Ma in tutto ciò vi può essere un’uscita, una possibile soluzione, o, più semplicemente, una speranza di soluzione? L’ultimo video, quello che presenta il brano All'intorno, sembra renderlo plausibile. Marcello Fera si trova, come all’inizio, nel centro della stella, spodestando il leggio, che adesso è al di fuori del punto centrale dell’astro, come se il compositore/interprete avesse riconquistato il suo centrismo, sogno di ogni uomo di cultura rinascimentale, padrone perfino di ciò che lo deve guidare. Il costrutto musicale lo permette, con il suo slancio ottimistico, con una gioia geometrica che sgorga dallo strumento, una felicità che spinge verso una dimensione verticale, ascensionale. Ecco perché la camera indugia in inquadrature che puntano verso l’alto, tornando a mostrare il quadrato delle mura che si incastona idealmente nel cerchio dell’atrium della Casa del Mantegna e, allo stesso tempo, ruotando la visuale, allegoria di un divenire matematico, razionale, gioco prospettico basato sulle conquiste della ragione umana. E poi, ecco apparire la celeberrima scritta ab Olympo, posta su uno degli architravi di un portale dell’atrium, ulteriore simbolo di quell’autoaffermazione dell’artista padovano, con la sua fierezza che si concretizza in questo richiamo che prende origine dall’antica bottega di Fidia ad Olimpia, sulle cui pietre il fulmine di Zeus aveva inciso il riconoscimento della grandezza umana capace di raggiungere le vette divine.
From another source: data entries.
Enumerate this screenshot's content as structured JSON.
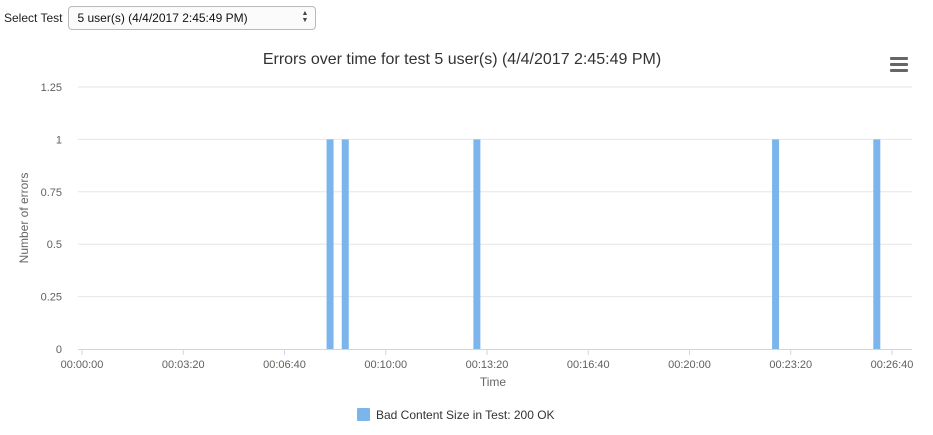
{
  "select": {
    "label": "Select Test",
    "value": "5 user(s) (4/4/2017 2:45:49 PM)"
  },
  "chart_data": {
    "type": "bar",
    "title": "Errors over time for test 5 user(s) (4/4/2017 2:45:49 PM)",
    "xlabel": "Time",
    "ylabel": "Number of errors",
    "x_ticks": [
      "00:00:00",
      "00:03:20",
      "00:06:40",
      "00:10:00",
      "00:13:20",
      "00:16:40",
      "00:20:00",
      "00:23:20",
      "00:26:40"
    ],
    "y_ticks": [
      "0",
      "0.25",
      "0.5",
      "0.75",
      "1",
      "1.25"
    ],
    "ylim": [
      0,
      1.25
    ],
    "xlim": [
      "00:00:00",
      "00:26:40"
    ],
    "grid": true,
    "legend_position": "bottom-center",
    "series": [
      {
        "name": "Bad Content Size in Test: 200 OK",
        "color": "#7cb5ec",
        "points": [
          {
            "x": "00:08:10",
            "y": 1
          },
          {
            "x": "00:08:40",
            "y": 1
          },
          {
            "x": "00:13:00",
            "y": 1
          },
          {
            "x": "00:22:50",
            "y": 1
          },
          {
            "x": "00:26:10",
            "y": 1
          }
        ]
      }
    ]
  }
}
Nelle ultime battute del video, Marcello Fera, portando a termine il brano, sorride e il suo è un sorriso di autocompiacimento, forse simile a quelli ai quali Andrea Mantegna si lasciò andare ammirando il risultato della sua domus, edificata in nome della fama, dello status sociale da lui raggiunto e, soprattutto, del dono divino dell’ingegno, autoritratto dell’uomo e dell’artista umanisti.
Lo stesso autoritratto che Marcello Fera ha voluto comunicare con la sua musica, atto di omaggio e di ammirazione nei confronti di un’emanazione architettonica che ci vuole ricordare che l’uomo, se veramente vuole, può essere Uomo.